Recommended Citation
Vantassel, S. M., Hygnstrom, S. E., & Hiller, T. L. (2013). Efficacy of two raccoon eviction fluids. In Gallagher, G. R. & Armstrong, J. B. (Eds.), The Fifteenth Wildlife Damage Management Conference (pp. 108-112). Mount Berry, GA: Berry College.
Included in
Efficacy of Two Raccoon Eviction Fluids
Mount Berry, GA
According to surveys of wildlife control operators (WCO), problems with raccoons (Procyon lotor) consistently rank among the top complaints for property owners. Among the more serious behaviors of female raccoons is their propensity to invade human-occupied structures to raise young. Distressed property owners frequently respond using lethal means, either on their own or through hiring WCOs. Even if live-captured and legally released, the handling of raccoons may result in injuries and potentially cause females to abandon young.
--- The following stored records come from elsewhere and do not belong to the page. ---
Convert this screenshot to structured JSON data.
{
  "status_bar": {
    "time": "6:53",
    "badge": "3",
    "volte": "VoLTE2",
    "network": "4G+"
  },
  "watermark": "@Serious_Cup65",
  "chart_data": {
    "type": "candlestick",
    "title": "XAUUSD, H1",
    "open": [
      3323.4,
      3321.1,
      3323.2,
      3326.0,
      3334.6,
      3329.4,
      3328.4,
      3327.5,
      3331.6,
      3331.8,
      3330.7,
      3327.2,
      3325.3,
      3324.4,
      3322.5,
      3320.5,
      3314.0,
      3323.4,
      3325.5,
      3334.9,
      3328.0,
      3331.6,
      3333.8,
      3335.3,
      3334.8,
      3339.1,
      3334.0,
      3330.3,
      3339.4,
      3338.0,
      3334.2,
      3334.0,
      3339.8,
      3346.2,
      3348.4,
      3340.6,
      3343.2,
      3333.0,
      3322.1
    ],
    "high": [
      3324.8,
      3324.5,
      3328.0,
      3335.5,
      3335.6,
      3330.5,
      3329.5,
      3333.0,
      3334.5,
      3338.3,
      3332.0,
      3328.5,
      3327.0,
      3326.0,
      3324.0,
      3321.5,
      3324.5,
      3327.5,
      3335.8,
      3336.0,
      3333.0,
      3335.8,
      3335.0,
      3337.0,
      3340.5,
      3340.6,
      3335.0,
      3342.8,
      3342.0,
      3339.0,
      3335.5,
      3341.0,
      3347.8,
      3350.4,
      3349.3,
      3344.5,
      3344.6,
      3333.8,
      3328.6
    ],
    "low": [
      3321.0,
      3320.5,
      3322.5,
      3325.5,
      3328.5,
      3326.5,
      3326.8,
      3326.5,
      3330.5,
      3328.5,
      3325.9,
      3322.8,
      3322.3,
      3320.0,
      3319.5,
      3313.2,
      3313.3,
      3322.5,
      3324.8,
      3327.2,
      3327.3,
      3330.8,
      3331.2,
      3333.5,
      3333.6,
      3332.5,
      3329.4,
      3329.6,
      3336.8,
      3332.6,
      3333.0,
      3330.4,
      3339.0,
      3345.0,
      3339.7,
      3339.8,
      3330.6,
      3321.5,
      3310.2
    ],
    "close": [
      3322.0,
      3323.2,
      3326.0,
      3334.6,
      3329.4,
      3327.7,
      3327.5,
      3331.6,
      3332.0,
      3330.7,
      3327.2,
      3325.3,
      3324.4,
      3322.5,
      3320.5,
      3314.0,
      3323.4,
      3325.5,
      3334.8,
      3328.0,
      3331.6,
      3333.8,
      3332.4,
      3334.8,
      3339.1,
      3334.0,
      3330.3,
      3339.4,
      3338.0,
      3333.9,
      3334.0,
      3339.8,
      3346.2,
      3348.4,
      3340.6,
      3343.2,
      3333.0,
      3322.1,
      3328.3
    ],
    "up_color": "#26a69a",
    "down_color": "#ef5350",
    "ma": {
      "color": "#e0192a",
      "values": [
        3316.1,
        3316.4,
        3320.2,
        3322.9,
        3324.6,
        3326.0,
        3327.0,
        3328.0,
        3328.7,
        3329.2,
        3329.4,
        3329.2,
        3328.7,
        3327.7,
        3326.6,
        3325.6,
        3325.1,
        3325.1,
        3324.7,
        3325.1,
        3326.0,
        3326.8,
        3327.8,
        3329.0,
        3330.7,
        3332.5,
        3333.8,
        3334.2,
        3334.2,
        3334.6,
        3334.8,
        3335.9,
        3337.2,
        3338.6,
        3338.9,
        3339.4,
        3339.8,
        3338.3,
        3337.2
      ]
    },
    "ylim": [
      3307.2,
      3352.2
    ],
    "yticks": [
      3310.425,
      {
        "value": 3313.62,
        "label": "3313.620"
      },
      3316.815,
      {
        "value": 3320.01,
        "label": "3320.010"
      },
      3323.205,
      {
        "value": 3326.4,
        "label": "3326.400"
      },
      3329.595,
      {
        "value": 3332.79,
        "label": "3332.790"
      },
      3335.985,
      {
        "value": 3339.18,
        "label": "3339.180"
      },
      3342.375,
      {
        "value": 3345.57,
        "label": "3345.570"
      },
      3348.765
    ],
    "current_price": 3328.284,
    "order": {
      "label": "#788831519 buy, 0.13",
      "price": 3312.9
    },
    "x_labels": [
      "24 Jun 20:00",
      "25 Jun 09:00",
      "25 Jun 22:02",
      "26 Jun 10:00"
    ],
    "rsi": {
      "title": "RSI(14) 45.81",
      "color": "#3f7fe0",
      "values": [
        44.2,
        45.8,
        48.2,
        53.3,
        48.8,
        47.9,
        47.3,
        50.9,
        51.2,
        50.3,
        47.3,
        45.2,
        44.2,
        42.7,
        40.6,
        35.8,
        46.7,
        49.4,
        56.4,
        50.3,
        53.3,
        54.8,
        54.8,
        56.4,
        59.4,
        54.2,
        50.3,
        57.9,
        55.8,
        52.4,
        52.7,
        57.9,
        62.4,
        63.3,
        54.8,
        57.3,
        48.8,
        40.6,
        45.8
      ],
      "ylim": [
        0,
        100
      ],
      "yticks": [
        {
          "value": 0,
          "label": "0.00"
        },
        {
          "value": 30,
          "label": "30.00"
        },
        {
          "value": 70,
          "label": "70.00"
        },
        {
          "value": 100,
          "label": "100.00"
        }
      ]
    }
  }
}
Eviction fluids, developed in the early 1990s, are designed to smell like a male raccoon and therefore cause a nursing raccoon to leave the den with her young. Wildlife control operators use eviction fluid primarily to evict a female and her young from an inaccessible location. Though the precise formulas are not disclosed by manufacturers, the fluids consist of the glands and urine of male raccoons coupled with a preservative. We evaluated the efficacy of 2 raccoon eviction fluids to evict female raccoons with young from chimneys. Though our sample size was small (n =15), we found that eviction fluids merit further investigation as a viable non-lethal repellent for raccoons in human-occupied structures.